Adam Nicholson, son of Nigel Nicholson (author of Portrait of a Marriage, the 1973 biography of the complex marriage of his parents, Harold Nicholson and Vita Sackville-West), spent his rather sylvan childhood at the family estate at Sissinghurst Castle in Kent, UK.

His memoir, Sissinghurst, An Unfinished History, begins with his family’s return to the property after Sackville-West’s 1962 death in order to care for Harold and their extensive holdings, and to preserve the famous gardens that she had created after purchasing the ruined estate in the 1930’s.

The disintegration of his family, his parents’ divorce and the withdrawal of his father into silent scholarship is delivered through the eyes of a lonely child in love with his home who finds solace and peace in the surrounding forest.

An adventurer, author, publisher, conservationist and historian, Nicholson traveled extensively as adult and married Sarah Raven, an English gardener and writer. He farmed a nearby property before he returned to the Sissinghurst, now owned and administered by Britain’s National Trust, after the death of his father in 2004.

In this recently published book on Sissinghurst and what he calls its unfinished history, Nicholson braids together a sweeping view of English natural, political and social history, the evolution of farming and gardening and the complex relationship between the National Trust and the “donor families” in the preservation of the grand English estates.
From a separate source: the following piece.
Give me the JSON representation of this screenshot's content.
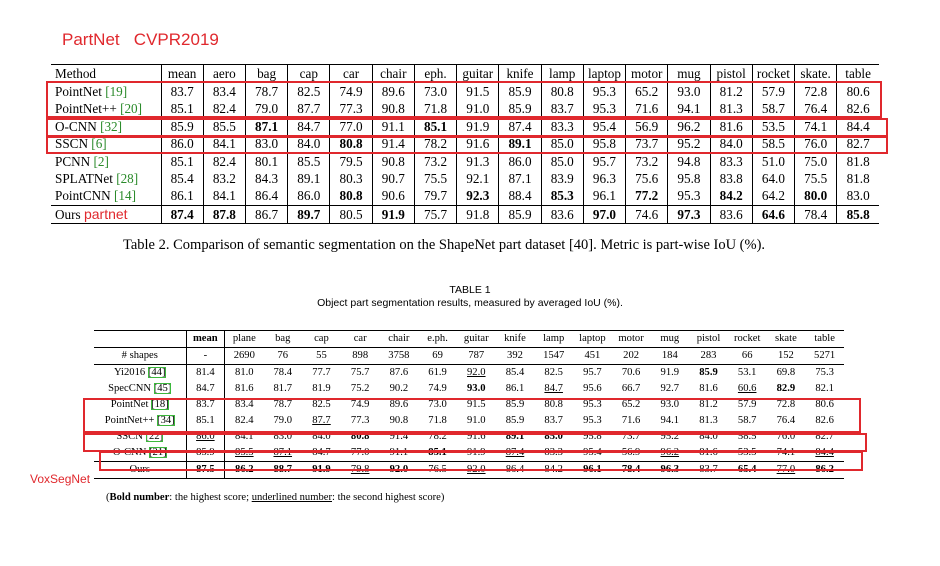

The presentation of his vision of a “new” Sissinghurst Castle and grounds and the subsequent battles he has with the National Trust over these ideas is balanced by the
chronology of ownership of the properties, full of political intrigues and machinations, and the record of carefully managed growth and development of the buildings, farm and gardens.

This is a love poem to a place – an ode to the majesty of the natural world and the effort it takes to preserve it. Nicholson’s style is lyrical, wandering, dreamy. You find yourself steeped in medieval history, filled with visions of Elizabethan excess, heart aching at the wanton destruction of buildings and land in the 18th century and, finally, elated at the rebirth of this majestic estate. The subtitle is apt; the tale continues and it is a delight to read.

(Sissinghurst, An Unfinished History: the quest to restore a working farm at Vita Sackville-West’s legendary garden, by Adam Nicholson, Viking).